3) Registro revisori: in vigore la normativa transitoria sull’esame di idoneità

4) Imposta sul valore dei contratti assicurativi: chiarimenti in materia di compensazione e di limiti al versamento

5) Ivie: chiarimenti per la determinazione della base imponibile degli immobili situati nel Regno Unito

6) Deducibilità dell’imposta di bollo nel regime del risparmio gestito

7) Dichiarazioni annuali per l’energia elettrica e per il gas naturale per l’anno d’imposta 2013: facsimile dei modelli AD-1 e AD-2

 

 

1) Istituiti nuovi codici tributo per controlli da 36-bis

Devono essere utilizzati dai contribuenti destinatari dell’avviso bonario, che intendono versare soltanto una quota dell’importo complessivamente richiesto dal fisco.

L’Agenzia delle entrate, con la risoluzione n. 73/E del 5 novembre 2013, ha istituito altri 51 codici tributo per consentire, a chi ha ricevuto una comunicazione di irregolarità a seguito dei controlli automatici effettuati sulle dichiarazioni, di pagare in parte le somme indicate nell’avviso.

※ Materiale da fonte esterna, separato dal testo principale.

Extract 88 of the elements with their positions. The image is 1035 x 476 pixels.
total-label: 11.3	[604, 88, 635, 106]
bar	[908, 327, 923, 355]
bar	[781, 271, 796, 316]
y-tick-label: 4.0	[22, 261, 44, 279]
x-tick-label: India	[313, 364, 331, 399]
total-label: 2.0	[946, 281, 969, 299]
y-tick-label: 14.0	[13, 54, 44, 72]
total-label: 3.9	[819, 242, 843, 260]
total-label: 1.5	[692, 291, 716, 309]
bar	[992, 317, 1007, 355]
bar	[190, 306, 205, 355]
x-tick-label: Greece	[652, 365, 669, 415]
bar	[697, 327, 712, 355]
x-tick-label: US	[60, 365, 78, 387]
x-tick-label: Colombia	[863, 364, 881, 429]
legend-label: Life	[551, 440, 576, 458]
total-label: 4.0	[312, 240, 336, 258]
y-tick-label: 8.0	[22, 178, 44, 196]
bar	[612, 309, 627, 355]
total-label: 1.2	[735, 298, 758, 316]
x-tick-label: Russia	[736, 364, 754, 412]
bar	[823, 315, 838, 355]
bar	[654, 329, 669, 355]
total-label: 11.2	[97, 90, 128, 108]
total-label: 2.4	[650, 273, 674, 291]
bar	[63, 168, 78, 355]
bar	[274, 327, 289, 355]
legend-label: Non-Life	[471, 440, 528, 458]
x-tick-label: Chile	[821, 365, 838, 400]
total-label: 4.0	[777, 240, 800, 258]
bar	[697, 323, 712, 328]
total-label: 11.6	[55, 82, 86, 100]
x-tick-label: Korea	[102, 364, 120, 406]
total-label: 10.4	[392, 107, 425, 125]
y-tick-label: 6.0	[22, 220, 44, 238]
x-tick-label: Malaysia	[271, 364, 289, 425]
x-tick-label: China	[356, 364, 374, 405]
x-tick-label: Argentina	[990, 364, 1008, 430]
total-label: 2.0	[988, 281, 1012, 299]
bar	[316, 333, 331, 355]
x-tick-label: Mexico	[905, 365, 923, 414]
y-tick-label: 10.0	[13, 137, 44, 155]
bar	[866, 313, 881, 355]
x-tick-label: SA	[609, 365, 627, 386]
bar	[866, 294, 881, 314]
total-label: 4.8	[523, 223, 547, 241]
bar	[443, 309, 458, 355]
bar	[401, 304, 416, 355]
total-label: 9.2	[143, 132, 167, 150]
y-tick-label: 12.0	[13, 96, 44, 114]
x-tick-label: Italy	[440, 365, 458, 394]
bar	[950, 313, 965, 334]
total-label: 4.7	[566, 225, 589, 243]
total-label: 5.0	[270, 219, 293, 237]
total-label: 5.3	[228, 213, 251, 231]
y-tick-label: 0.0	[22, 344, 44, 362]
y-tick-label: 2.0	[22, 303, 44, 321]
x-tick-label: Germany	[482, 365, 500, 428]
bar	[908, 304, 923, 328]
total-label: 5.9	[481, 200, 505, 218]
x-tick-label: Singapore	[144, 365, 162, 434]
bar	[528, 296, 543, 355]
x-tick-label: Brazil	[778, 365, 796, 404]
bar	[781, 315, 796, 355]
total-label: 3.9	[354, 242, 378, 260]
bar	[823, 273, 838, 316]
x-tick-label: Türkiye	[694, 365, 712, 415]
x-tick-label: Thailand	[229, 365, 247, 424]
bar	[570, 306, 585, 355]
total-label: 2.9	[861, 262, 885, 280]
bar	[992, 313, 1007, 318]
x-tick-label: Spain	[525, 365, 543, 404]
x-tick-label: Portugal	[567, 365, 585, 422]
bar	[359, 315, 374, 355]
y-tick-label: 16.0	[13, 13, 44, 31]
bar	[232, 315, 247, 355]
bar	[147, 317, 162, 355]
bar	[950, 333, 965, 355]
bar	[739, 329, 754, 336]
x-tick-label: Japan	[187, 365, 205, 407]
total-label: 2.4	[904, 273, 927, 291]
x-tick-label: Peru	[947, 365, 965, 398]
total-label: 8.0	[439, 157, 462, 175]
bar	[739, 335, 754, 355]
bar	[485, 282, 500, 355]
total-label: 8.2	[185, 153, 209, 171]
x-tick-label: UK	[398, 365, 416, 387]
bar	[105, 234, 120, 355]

Gli avvisi sono quelle che scaturiscono dalle attività di controllo meccanizzato ex art. 36-bis del Dpr 600/1973, che consentono di individuare errori materiali e di calcolo commessi dal contribuente e di verificare l’esattezza delle detrazioni, delle deduzioni e dei crediti d’imposta evidenziati in dichiarazione e la tempestività dei versamenti eseguiti.

L’eventuale maggiore imposta risultante, prima di essere iscritta a ruolo, viene segnalata al contribuente tramite una comunicazione di irregolarità: se il pagamento delle somme richieste avviene entro i successivi 30 giorni, si beneficia della riduzione a un terzo della sanzione ordinaria (dal 30%, quindi, scende al 10%).

I nuovi codici sono collegati a recenti novità normative, come i crediti d’imposta per le imprese che operano nel settore

cinematografico e quello per il nuovo lavoro stabile nel Mezzogiorno, l’imposta sul valore dei contratti di assicurazione (Ivca), l’imposta sul valore degli immobili situati all’estero (Ivie) e quella sul valore delle attività finanziarie detenute all’estero (Ivafe).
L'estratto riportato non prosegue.